In this type of trustee’s deed, the settlor does not directly enter into the transaction. Rather, the trustee assumes the role of the grantor and transfers the settlor’s interest to a grantee. In many revocable living trusts, the settlor may also serve as trustee, and designate a successor trustee in the trust instrument.
A trustee’s deed upon sale, however, is only used when a deed of trust (also called a trust deed) has been executed. Idaho is one of a handful of states that use deeds of trust as the primary form of financing purchases of real property.
A deed of trust, similar to a mortgage, is a security instrument that, along with a promissory note, sets out the terms for repaying the loan used to purchase the property. The deed of trust is acknowledged by the grantor and recorded in the county in which the real property is located.

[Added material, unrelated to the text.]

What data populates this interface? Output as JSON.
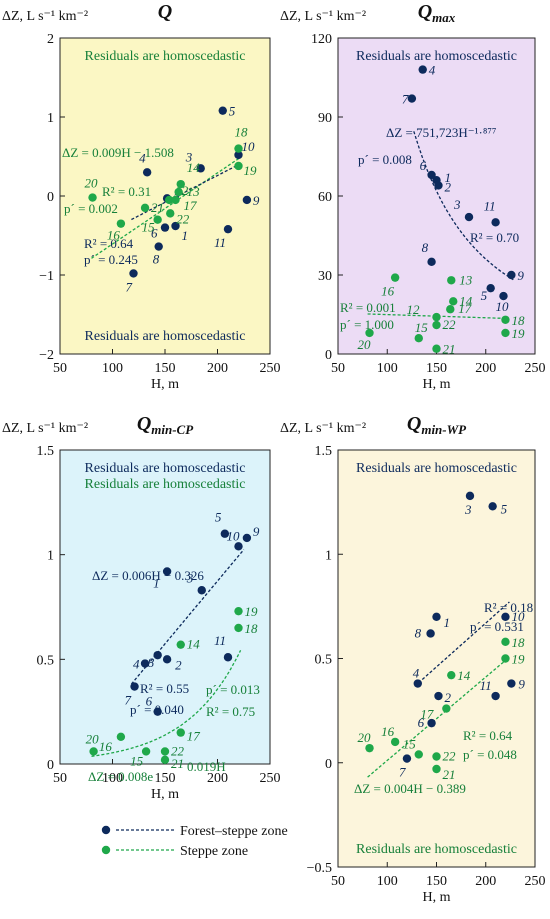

The deed of trust conveys “real property to a trustee in trust to secure the performance of an obligation of the grantor…named in the deed to a beneficiary” (I.C. § 45-1502(3)). In a deed of trust, the grantor is the borrower of the secured real estate loan. The trustee is named in the deed of trust, and, as codified at I.C. § 45-1504, “can be a bank, lawyer, title insurance agent, or a licensed trust organization,” though it is generally a title insurance agent . In Idaho, the lender is the beneficiary of the trust deed and the trustee holds the lien on the property.
There are two outcomes of a deed of trust. Upon fulfillment of the obligation (the repayment of the loan), the trustee executes a deed of reconveyance, discharging the lien. In the event that the grantor defaults, however, on the terms of the deed of trust (for instance, not making payments toward the loan), then the trustee is able to begin a non-judicial foreclosure (a foreclosure not dependent on court) under a power of sale clause within the deed of trust (I.C. § 45-1503(1)). The terms for curing default are stated in I.C. § 45-1506(12).
The trustee’s deed under I.C. § 45-1509, then, is used to convey the foreclosed property to the purchaser (highest bidder) after the trustee’s sale, the procedure for which is governed by I.C. § 45-1506.
The trustee’s deed requires, “in addition to a description of the property conveyed, a recital of the facts concerning the default, the mailing and the publication of the notice of sale, the conduct of the sale and the receipt of the purchase money from the purchaser” (I.C. § 45-1509). From I.C. § 45-1510(1), “the recitals contained in the deed…shall be prima facie evidence” of their accuracy, and may be relied on by a purchaser in good faith.
The trustee’s deed should be recorded in the county in which the property is located within fifteen (15) days of the sale date pursuant to I.C. § 45-1510.
The information provided summarizes very complicated processes, and should not be taken as legal advice. As always, consult a lawyer with any questions regarding the above material.